It’s necessary in every organisation for some users or teams to hold a higher level of access than standard users have. This allows changes to permissions, updates to applications and operating systems, and the provisioning of new resources. However, if an adversary gets access to privileged accounts, they can use this to execute damaging attacks.
By restricting administrative privileges, it makes it more difficult for an adversary’s malicious code to elevate its privileges, spread to other hosts, hide its existence, persist after reboot, obtain sensitive information, or resist removal efforts. Therefore, organisations need to ensure they implement effective mitigation strategies to restrict administrative privileges.
As a result of restricting administrative privileges, an organisation’s environment becomes more stable, predictable, and easier to administer and support as fewer users can make significant changes to the operating environment, either intentionally or unintentionally.
The ACSC determines the following approaches do not meet the intent of restricting administrative privileges and in some cases, may increase the risk to an organisation’s network:
- simply minimising the total number of privileged accounts
- implementing shared non-attributable privileged accounts
- temporarily allocating administrative privileges to user accounts
- placing standard user accounts in user groups with administrative privileges
Correct approach to restricting administrative privileges
The ACSC states that the following is the correct approach to Restrict Administrative Privilege:
- identify tasks which require administrative privileges to be performed
- validate which staff members are required and authorised to carry out those tasks as part of their duties
- create separate attributable accounts for staff members with administrative privileges, ensuring that their accounts have the least amount of privileges needed to undertake their duties
- revalidate staff members’ requirements to have a privileged account on a frequent and regular basis, or when they change duties, leave the organisation, or are involved in a cyber security incident.
To reduce the risks of using privileged accounts, the ACSC states organisations should ensure that:
- technical controls prevent privileged accounts from undertaking risky activities such as reading emails and opening attachments or browsing the web
- system administration is undertaken in a secure manner by implementing the guidance in the Secure Administration publication
REMEDIATION STRATEGIES
Maturity Level One
Organisations at Maturity Level One will establish a request validation policy and procedure to validate requests for privilege assignment, ensuring that privileges are assigned on the principal of least privilege and establish appropriate role groups for the delegation of specific administrative privileges.
Utilising an Application Control system or another similar mechanism, organisations will prevent administrative accounts (excluding service accounts) from accessing the internet, email and web services.
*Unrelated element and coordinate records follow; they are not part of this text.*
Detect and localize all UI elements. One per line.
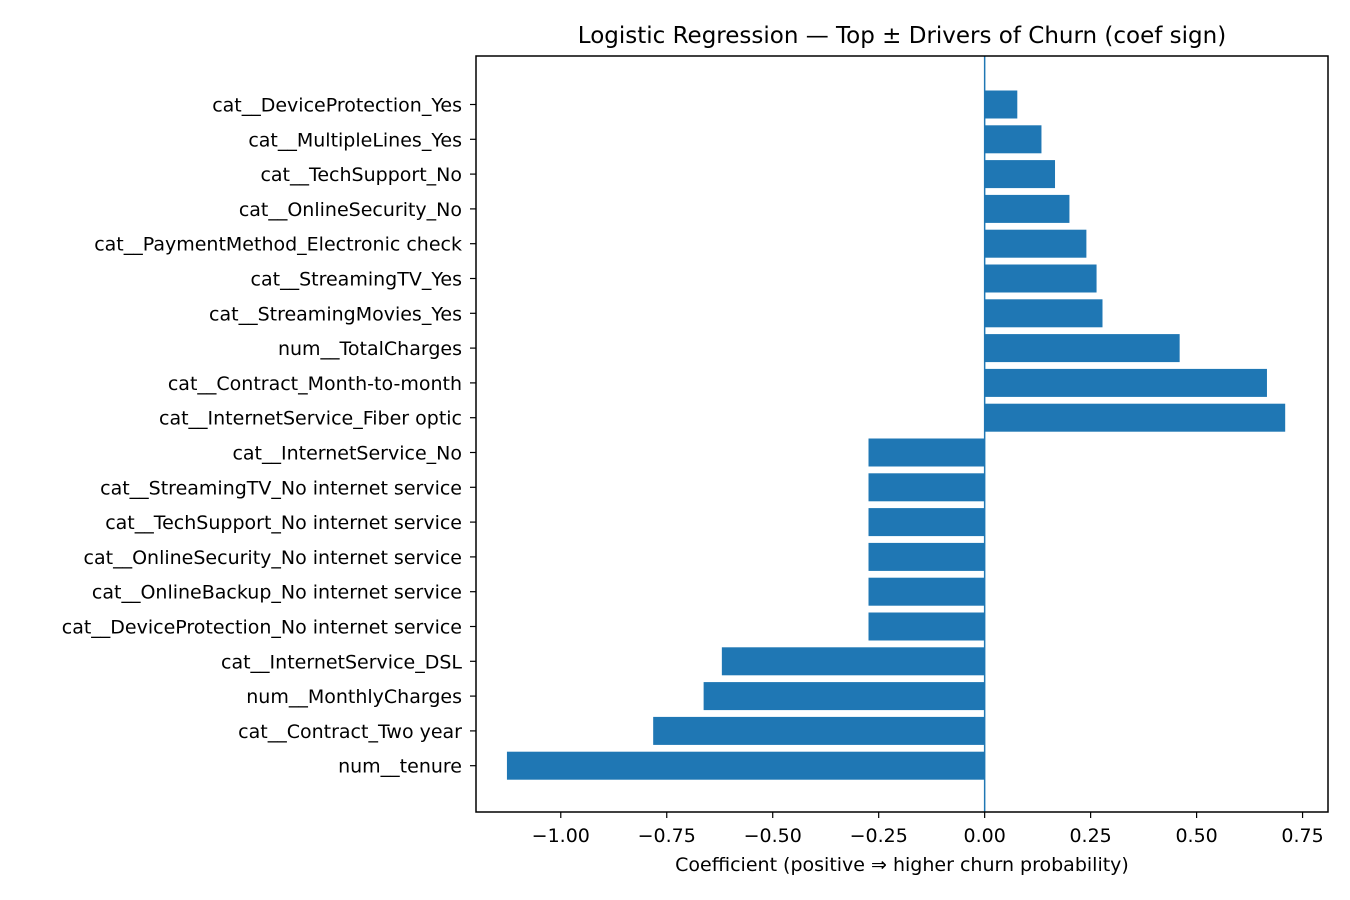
y-tick-label: cat__Contract_Month-to-month <box>168 373 462 395</box>
y-tick-label: cat__InternetService_Fiber optic <box>159 408 462 430</box>
chart-title: Logistic Regression — Top ± Drivers of C… <box>578 23 1226 49</box>
x-axis-label: Coefficient (positive ⇒ higher churn pro… <box>675 854 1129 876</box>
x-tick-label: 0.50 <box>1175 825 1217 847</box>
y-tick-label: cat__PaymentMethod_Electronic check <box>94 234 462 256</box>
y-tick-label: cat__StreamingTV_Yes <box>251 269 462 291</box>
x-tick-label: −0.75 <box>638 825 696 847</box>
bar <box>868 473 985 502</box>
y-tick-label: cat__OnlineSecurity_No <box>239 199 462 221</box>
bar <box>984 334 1180 363</box>
y-tick-label: cat__StreamingMovies_Yes <box>209 303 462 325</box>
y-tick-label: cat__StreamingTV_No internet service <box>100 477 462 499</box>
x-tick-label: 0.75 <box>1281 825 1323 847</box>
y-tick-label: cat__TechSupport_No <box>260 164 462 186</box>
y-tick-label: num__MonthlyCharges <box>246 686 462 708</box>
y-tick-label: num__TotalCharges <box>278 338 462 360</box>
bar <box>984 368 1267 397</box>
bar <box>868 577 985 606</box>
bar <box>868 508 985 537</box>
y-tick-label: cat__MultipleLines_Yes <box>248 129 462 151</box>
bar <box>984 299 1103 328</box>
y-tick-label: cat__InternetService_No <box>232 443 462 465</box>
x-tick-label: −0.50 <box>744 825 802 847</box>
bar <box>653 716 985 745</box>
y-tick-label: cat__DeviceProtection_Yes <box>212 95 462 117</box>
x-ticks: −1.00 −0.75 −0.50 −0.25 0.00 0.25 0.50 0.75 <box>532 812 1324 847</box>
y-tick-label: cat__TechSupport_No internet service <box>105 512 462 534</box>
x-tick-label: −0.25 <box>850 825 908 847</box>
plot-frame <box>475 55 1329 813</box>
bar <box>868 438 985 467</box>
bar <box>984 403 1286 432</box>
bar-group <box>506 90 1286 780</box>
bar <box>868 612 985 641</box>
bar <box>984 194 1070 223</box>
x-tick-label: 0.00 <box>964 825 1006 847</box>
bar <box>506 751 985 780</box>
bar <box>984 125 1042 154</box>
y-tick-labels: cat__DeviceProtection_Yes cat__MultipleLi… <box>62 95 476 778</box>
bar <box>721 647 985 676</box>
bar <box>984 264 1097 293</box>
y-tick-label: num__tenure <box>338 756 462 778</box>
bar <box>703 682 985 711</box>
x-tick-label: −1.00 <box>532 825 590 847</box>
y-tick-label: cat__Contract_Two year <box>238 721 462 743</box>
bar <box>984 160 1056 189</box>
bar <box>984 90 1018 119</box>
bar <box>984 229 1087 258</box>
bar <box>868 542 985 571</box>
y-tick-label: cat__OnlineBackup_No internet service <box>92 582 462 604</box>
y-tick-label: cat__OnlineSecurity_No internet service <box>84 547 462 569</box>
x-tick-label: 0.25 <box>1069 825 1111 847</box>
y-tick-label: cat__DeviceProtection_No internet servic… <box>62 617 462 639</box>
y-tick-label: cat__InternetService_DSL <box>221 651 462 673</box>
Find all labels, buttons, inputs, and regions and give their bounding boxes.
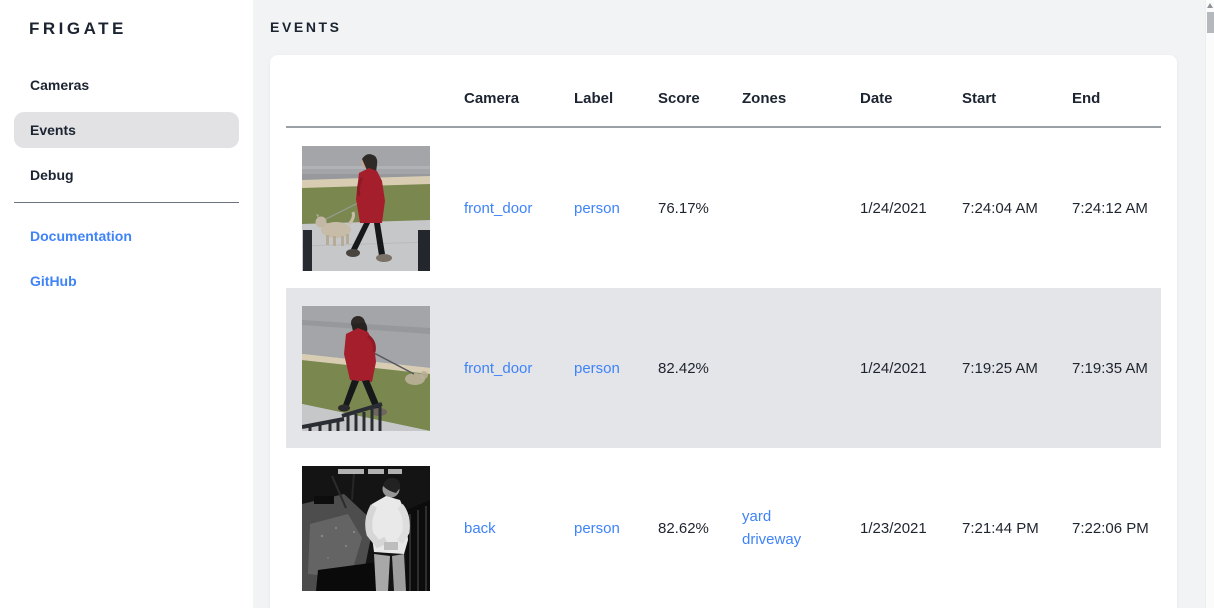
- main-content: EVENTS Camera Label Score Zones Date Sta…: [253, 0, 1214, 608]
- event-date: 1/24/2021: [860, 199, 927, 217]
- column-header-zones: Zones: [742, 90, 787, 107]
- event-camera-link[interactable]: back: [464, 519, 496, 537]
- event-row-3[interactable]: back person 82.62% yard driveway 1/23/20…: [286, 448, 1161, 608]
- sidebar-item-debug[interactable]: Debug: [30, 167, 74, 183]
- event-end-time: 7:19:35 AM: [1072, 359, 1148, 377]
- event-zones: yard driveway: [742, 508, 860, 548]
- scrollbar-up-arrow-icon[interactable]: [1207, 3, 1213, 8]
- event-start-time: 7:24:04 AM: [962, 199, 1038, 217]
- event-start-time: 7:21:44 PM: [962, 519, 1039, 537]
- event-zone-link-driveway[interactable]: driveway: [742, 531, 802, 548]
- page-title: EVENTS: [270, 19, 342, 35]
- event-score: 82.62%: [658, 519, 709, 537]
- sidebar: FRIGATE Cameras Events Debug Documentati…: [0, 0, 253, 608]
- event-camera-link[interactable]: front_door: [464, 199, 533, 217]
- event-date: 1/24/2021: [860, 359, 927, 377]
- event-score: 82.42%: [658, 359, 709, 377]
- events-table-header: Camera Label Score Zones Date Start End: [286, 55, 1161, 128]
- sidebar-item-cameras[interactable]: Cameras: [30, 77, 90, 93]
- event-thumbnail-night-ir-man[interactable]: [302, 465, 430, 591]
- event-score: 76.17%: [658, 199, 709, 217]
- vertical-scrollbar[interactable]: [1205, 0, 1214, 608]
- event-end-time: 7:22:06 PM: [1072, 519, 1149, 537]
- column-header-camera: Camera: [464, 90, 520, 107]
- event-row-1[interactable]: front_door person 76.17% 1/24/2021 7:24:…: [286, 128, 1161, 288]
- column-header-start: Start: [962, 90, 997, 107]
- event-row-2[interactable]: front_door person 82.42% 1/24/2021 7:19:…: [286, 288, 1161, 448]
- sidebar-link-github[interactable]: GitHub: [30, 273, 77, 289]
- event-label-link[interactable]: person: [574, 199, 620, 217]
- event-zone-link-yard[interactable]: yard: [742, 508, 772, 525]
- event-thumbnail-woman-red-hoodie-dog[interactable]: [302, 305, 430, 431]
- sidebar-item-events[interactable]: Events: [14, 112, 239, 148]
- app-logo: FRIGATE: [29, 19, 127, 38]
- sidebar-divider: [14, 202, 239, 203]
- column-header-date: Date: [860, 90, 893, 107]
- event-label-link[interactable]: person: [574, 519, 620, 537]
- scrollbar-thumb[interactable]: [1207, 12, 1214, 33]
- events-card: Camera Label Score Zones Date Start End: [270, 55, 1177, 608]
- event-thumbnail-woman-red-coat-dog[interactable]: [302, 145, 430, 271]
- column-header-label: Label: [574, 90, 614, 107]
- event-camera-link[interactable]: front_door: [464, 359, 533, 377]
- event-end-time: 7:24:12 AM: [1072, 199, 1148, 217]
- column-header-score: Score: [658, 90, 700, 107]
- column-header-end: End: [1072, 90, 1101, 107]
- sidebar-nav: Cameras Events Debug: [0, 67, 253, 193]
- sidebar-link-documentation[interactable]: Documentation: [30, 228, 132, 244]
- event-label-link[interactable]: person: [574, 359, 620, 377]
- event-date: 1/23/2021: [860, 519, 927, 537]
- event-start-time: 7:19:25 AM: [962, 359, 1038, 377]
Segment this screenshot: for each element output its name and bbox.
Organisations will provide administrators with a separate environment (such as an Azure Virtual Desktop workstation) to perform administrative functions, restrict normal user accounts from signing into the separate administrative environment, and prevent administrative accounts, with an exception for a dedicated local administration account, from signing into standard workstations.
Maturity Level Two
Maturity Level Two organisations expand their strategy to reduce privilege when it is no longer required. This includes establishing administrative processes to revalidate issued privileges at least annually and ensuring revalidation is recorded and tracked, establishing monitoring for inactive, enabled administrative accounts and reviewing any that are inactive for 45+ days – either as a manual or automated task.
At this level, an organisation needs to ensure all administrative operating environments are hosted in privileged environments and not virtualised on unprivileged endpoints, such as those belonging to system administrators and all local, administrative, and service accounts utilise distinct, unique usernames as well as unique, randomly generated, strong passwords.
Logging policies for Microsoft 365 and on-premises domains need to be established to log all use and modification of privileged credentials and all changes made to privileged groups and roles.
Maturity Level Three
Expanding on Maturity Levels One and Two, organisations at Maturity Level Three need to regularly audit and ensure all issued administrative privileges are not ‘over-scoped,’ and only have sufficient privileges to perform the individual user or services required business functions.
They also need to prevent all privileged accounts, including service accounts, from accessing the internet, email, and web services. Implementation of a Just- in-Time administrative system requiring all privileged users to ‘check in’ and ‘check out’ their privileges when required, rather than being permanently assigned privileges is also necessary at this Maturity Level.
A central configuration policy needs to be implemented to enable Windows Defender Credential Guard and Remote Credential Guard for all assets and Remote Desktop hosts, and implementation of a SIEM system to log all use of and modifications of privileged user accounts and groups. Organisations need to monitor this logged information for signs of compromise and act on these events when they occur.